Maybe add the raw content as a node property or provide a function to get it.

Additional context

No response

engram-design commented 1 year ago

This is really down to how ProseMirror's schema is structured. A heading (node) can contain multiple nested nodes, which themselves can contain multiple nested marks. Think bold or italic text within a heading. As such, it needs to be stored in a structured manner to help express this.

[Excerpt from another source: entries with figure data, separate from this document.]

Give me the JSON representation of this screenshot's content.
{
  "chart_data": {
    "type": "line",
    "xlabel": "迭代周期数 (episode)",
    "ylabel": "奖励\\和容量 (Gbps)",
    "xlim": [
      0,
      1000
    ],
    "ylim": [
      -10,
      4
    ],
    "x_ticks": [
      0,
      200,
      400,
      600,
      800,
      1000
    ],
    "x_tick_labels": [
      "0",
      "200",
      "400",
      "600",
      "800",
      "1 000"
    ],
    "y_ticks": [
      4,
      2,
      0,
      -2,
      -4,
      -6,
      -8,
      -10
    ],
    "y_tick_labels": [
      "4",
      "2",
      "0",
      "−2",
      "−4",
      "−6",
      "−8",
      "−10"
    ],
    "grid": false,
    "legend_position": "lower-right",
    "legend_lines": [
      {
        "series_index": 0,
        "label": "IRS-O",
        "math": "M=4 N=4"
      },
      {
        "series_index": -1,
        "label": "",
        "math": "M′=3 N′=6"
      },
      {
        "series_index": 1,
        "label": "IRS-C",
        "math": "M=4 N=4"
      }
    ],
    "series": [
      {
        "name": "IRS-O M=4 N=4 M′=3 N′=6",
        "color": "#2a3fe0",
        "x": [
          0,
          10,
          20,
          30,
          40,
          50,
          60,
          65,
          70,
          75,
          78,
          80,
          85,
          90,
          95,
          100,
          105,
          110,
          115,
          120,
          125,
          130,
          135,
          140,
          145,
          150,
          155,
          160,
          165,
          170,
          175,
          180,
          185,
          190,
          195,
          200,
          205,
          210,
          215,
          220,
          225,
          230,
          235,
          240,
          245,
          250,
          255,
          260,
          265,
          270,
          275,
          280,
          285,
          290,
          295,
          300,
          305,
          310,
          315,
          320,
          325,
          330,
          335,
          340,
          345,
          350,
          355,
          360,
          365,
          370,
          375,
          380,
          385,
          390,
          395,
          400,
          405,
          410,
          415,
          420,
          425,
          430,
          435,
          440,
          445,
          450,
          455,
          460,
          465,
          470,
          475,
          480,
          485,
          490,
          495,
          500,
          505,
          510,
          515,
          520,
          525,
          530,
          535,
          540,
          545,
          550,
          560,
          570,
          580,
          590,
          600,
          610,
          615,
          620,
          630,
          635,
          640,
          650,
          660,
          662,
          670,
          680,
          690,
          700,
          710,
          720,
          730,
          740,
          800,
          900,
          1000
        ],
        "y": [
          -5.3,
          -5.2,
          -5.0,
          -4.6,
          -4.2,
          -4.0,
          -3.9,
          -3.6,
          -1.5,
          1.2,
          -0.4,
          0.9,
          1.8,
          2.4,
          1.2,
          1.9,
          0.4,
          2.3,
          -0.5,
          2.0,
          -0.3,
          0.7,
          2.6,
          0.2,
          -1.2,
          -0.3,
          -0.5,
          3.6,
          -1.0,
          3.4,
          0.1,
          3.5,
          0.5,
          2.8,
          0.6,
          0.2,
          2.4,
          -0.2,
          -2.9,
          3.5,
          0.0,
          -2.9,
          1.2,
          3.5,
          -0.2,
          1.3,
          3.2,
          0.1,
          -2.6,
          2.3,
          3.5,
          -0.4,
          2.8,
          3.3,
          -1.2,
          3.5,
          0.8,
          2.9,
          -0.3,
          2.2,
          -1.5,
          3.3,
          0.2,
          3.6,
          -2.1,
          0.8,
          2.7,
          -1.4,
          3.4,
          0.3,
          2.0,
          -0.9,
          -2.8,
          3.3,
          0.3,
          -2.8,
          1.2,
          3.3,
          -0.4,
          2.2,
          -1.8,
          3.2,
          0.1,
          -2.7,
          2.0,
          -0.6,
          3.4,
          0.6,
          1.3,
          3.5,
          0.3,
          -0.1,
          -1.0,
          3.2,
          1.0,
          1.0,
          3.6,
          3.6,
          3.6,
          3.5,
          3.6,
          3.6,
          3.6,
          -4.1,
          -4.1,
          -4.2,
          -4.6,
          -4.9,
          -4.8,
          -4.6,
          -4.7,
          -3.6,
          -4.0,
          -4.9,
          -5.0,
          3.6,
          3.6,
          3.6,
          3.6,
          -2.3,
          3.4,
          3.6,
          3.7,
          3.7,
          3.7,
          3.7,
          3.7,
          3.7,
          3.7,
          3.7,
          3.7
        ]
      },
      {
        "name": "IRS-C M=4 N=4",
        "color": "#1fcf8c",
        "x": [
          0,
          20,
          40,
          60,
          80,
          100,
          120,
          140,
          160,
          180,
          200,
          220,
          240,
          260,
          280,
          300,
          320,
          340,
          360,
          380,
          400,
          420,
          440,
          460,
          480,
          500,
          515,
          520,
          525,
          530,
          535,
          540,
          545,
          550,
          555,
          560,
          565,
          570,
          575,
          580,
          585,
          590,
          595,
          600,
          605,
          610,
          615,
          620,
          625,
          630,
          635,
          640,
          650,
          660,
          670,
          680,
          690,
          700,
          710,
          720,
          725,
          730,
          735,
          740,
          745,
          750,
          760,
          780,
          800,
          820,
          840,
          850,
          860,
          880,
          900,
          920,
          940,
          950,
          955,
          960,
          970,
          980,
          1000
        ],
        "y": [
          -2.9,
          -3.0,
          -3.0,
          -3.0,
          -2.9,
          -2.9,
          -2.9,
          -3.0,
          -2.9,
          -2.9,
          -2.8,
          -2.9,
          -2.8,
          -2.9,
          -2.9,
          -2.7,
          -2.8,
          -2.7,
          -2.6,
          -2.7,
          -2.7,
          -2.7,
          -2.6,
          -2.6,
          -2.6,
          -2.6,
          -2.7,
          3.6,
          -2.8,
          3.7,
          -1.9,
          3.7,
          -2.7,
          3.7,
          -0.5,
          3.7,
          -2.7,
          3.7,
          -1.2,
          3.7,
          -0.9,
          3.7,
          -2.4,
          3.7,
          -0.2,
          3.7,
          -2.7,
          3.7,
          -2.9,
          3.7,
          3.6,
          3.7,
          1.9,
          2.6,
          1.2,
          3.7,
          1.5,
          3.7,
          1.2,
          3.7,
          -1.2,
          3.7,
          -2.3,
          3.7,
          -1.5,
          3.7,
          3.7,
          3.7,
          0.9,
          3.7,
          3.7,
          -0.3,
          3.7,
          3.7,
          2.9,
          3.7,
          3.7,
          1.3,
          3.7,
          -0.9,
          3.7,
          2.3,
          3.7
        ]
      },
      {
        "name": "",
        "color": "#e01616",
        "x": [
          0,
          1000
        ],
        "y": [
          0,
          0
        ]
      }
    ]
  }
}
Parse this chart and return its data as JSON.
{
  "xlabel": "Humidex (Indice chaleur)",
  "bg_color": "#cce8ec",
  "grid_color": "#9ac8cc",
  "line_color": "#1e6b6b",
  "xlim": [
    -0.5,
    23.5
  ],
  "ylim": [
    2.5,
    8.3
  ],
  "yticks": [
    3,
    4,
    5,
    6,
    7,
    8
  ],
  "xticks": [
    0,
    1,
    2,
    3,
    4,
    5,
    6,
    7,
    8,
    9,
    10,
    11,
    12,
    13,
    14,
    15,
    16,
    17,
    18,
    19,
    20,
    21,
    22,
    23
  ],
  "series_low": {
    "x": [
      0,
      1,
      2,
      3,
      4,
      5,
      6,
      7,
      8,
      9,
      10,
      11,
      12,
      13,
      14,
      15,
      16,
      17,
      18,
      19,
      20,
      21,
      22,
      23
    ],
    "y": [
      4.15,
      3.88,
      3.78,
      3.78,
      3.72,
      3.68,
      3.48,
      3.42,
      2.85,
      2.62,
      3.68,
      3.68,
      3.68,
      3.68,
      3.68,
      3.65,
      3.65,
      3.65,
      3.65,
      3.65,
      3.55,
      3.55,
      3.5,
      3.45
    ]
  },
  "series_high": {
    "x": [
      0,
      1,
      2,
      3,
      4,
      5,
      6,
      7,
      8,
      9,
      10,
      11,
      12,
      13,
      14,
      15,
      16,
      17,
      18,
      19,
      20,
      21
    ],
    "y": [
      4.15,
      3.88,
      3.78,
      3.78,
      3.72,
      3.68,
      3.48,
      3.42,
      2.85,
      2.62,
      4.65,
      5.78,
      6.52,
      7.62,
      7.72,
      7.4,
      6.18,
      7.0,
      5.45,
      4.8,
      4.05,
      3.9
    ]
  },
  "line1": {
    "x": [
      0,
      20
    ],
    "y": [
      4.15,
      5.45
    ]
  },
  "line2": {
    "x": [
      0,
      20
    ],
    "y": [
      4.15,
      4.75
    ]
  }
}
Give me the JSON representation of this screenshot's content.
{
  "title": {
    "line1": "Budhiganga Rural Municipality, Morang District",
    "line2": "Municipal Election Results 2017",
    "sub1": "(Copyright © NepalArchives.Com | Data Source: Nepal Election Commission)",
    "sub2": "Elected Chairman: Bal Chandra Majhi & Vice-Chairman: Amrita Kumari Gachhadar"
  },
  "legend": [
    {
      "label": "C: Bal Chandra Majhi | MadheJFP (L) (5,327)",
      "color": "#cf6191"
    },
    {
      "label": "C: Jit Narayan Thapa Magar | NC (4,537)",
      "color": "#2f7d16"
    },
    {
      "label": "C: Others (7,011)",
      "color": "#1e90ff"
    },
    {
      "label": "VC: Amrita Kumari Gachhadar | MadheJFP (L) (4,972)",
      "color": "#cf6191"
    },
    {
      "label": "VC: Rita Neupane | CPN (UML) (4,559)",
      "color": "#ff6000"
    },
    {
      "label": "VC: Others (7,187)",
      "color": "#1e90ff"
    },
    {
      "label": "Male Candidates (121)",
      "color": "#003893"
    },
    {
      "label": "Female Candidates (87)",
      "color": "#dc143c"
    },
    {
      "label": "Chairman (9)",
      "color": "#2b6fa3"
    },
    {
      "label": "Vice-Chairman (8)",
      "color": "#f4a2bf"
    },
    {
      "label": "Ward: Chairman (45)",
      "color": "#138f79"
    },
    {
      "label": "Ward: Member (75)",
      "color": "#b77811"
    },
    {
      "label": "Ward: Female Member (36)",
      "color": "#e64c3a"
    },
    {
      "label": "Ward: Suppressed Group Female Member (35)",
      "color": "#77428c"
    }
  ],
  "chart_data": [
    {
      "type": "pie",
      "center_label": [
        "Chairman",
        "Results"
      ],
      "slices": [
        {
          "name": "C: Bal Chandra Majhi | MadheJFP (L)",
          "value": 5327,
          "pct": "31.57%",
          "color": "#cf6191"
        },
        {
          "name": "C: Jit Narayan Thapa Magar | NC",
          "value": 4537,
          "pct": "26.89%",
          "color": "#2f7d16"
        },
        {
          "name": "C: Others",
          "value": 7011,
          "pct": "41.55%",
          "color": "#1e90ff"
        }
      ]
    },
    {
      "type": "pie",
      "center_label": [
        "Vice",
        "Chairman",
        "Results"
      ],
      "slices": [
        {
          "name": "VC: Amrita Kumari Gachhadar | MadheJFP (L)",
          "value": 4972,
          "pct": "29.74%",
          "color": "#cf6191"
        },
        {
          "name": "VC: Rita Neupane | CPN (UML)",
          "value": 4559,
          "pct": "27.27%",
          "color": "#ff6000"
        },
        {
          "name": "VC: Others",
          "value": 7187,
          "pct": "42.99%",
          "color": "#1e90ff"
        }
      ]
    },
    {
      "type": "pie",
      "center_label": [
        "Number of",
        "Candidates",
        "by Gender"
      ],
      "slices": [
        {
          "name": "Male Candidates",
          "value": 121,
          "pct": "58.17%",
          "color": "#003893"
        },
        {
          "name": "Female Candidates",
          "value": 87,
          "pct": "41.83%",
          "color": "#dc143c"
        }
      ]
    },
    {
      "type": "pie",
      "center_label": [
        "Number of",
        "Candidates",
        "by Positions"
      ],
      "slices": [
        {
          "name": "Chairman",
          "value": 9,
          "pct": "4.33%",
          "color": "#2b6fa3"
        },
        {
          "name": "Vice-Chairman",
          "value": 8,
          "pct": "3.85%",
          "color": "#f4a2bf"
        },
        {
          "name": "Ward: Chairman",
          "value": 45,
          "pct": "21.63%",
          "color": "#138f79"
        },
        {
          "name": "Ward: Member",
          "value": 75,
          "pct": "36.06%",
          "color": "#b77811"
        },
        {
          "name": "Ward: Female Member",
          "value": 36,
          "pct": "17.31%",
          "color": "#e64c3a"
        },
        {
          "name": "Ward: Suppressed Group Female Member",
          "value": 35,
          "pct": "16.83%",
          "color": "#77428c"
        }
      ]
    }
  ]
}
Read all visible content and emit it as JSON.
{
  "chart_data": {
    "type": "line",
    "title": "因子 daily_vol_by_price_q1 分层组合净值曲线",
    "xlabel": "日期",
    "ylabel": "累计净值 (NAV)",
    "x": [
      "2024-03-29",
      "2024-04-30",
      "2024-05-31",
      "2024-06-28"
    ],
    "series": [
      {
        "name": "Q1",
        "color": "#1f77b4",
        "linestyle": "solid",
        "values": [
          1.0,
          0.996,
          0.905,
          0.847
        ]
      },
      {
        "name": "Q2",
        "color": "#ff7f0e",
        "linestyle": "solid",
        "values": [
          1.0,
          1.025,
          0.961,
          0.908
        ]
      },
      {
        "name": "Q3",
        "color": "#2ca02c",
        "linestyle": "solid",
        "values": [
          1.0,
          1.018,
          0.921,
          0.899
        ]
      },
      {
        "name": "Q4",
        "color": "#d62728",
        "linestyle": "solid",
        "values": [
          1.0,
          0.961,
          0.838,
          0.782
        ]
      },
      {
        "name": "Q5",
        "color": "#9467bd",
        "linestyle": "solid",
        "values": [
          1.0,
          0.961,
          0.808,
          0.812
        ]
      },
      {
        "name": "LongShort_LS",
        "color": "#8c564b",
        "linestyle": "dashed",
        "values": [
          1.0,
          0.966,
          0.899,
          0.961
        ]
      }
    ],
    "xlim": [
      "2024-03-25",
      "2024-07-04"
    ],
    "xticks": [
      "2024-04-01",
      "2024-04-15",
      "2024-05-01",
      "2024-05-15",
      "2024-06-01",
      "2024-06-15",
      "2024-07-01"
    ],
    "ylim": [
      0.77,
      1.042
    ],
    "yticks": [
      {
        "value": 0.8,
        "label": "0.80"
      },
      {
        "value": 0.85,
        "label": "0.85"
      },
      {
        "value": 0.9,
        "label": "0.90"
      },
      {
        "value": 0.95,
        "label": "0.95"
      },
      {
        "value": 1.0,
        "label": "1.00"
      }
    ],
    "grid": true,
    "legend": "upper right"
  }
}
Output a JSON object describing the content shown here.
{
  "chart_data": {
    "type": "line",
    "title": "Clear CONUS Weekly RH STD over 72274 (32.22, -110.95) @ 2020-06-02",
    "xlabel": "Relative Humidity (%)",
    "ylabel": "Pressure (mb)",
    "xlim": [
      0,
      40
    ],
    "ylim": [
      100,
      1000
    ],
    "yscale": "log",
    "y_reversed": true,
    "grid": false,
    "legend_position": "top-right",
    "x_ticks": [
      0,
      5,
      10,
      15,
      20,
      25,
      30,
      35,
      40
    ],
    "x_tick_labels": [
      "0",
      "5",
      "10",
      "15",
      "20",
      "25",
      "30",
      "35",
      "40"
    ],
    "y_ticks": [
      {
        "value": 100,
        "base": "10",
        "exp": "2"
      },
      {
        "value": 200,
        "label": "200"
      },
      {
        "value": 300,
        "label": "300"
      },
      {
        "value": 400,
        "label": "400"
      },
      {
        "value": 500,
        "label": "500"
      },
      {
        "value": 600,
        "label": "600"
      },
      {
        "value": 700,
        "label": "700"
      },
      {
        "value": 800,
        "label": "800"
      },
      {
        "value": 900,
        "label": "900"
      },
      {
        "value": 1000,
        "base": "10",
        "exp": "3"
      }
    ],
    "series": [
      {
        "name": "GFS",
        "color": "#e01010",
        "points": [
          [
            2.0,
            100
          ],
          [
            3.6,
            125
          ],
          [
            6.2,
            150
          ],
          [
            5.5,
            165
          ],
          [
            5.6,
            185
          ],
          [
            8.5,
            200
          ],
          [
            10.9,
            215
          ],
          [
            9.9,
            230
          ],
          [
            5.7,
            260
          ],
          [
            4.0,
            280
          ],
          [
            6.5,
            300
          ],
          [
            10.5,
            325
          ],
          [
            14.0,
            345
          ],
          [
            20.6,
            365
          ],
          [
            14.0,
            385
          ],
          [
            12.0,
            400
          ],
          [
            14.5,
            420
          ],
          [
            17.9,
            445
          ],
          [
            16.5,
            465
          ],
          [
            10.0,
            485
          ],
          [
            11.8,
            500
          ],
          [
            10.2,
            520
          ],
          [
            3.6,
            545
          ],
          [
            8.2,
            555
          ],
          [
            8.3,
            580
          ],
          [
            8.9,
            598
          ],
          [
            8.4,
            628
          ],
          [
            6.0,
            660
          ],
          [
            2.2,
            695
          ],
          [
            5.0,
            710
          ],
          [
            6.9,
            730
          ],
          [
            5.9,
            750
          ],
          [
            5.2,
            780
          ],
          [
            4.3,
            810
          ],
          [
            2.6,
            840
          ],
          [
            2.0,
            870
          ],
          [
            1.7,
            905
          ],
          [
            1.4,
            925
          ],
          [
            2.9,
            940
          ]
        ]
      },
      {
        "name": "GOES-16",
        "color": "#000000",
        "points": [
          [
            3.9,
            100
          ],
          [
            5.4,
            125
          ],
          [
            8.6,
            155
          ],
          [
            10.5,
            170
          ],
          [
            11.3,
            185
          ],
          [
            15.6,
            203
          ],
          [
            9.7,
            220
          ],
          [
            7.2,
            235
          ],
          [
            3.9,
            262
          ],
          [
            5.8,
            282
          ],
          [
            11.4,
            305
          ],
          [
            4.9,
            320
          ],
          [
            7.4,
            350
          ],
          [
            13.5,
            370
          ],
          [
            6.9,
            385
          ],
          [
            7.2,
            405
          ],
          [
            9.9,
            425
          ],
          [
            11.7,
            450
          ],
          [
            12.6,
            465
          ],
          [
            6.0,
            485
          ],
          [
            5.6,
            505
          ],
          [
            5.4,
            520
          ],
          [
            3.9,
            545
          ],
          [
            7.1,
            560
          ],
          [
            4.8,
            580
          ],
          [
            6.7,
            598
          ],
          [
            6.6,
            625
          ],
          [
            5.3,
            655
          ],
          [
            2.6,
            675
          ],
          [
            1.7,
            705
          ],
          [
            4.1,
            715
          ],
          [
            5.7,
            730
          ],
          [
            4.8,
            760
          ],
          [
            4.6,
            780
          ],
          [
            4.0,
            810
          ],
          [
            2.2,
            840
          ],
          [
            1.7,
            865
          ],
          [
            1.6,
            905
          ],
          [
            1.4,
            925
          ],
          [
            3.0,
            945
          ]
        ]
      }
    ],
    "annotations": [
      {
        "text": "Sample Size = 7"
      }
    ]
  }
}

That's why the "content" of a heading isn't simple - it's not always just text that's there. By the way, I'm not quite sure I follow your example. Here's what a plain heading node looks like in its raw form:

[
   {
      "type":"heading",
      "attrs":{
         "level":1
      },
      "content":[
         {
            "type":"text",
            "text":"hello this is a title"
         }
      ]
   }
]

If you want just the text, you can access it through content[0].text. But as I've illustrated, this shouldn't really be relied on, for if I introduced some bold text, it will split the text.

[
   {
      "type":"heading",
      "attrs":{
         "level":1
      },
      "content":[
         {
            "type":"text",
            "text":"hello "
         },
         {
            "type":"text",
            "marks":[
               {
                  "type":"bold"
               }
            ],
            "text":"this"
         },
         {
            "type":"text",
            "text":" is a title"
         }
      ]
   }
]

In these scenarios, its far better to use node.renderHtml() which will render nested content for a node, rather than you having to loop through content

jan-dh commented 1 year ago

Ok, using the node.renderHtml()|striptags|raw does work. Thanks for the insights!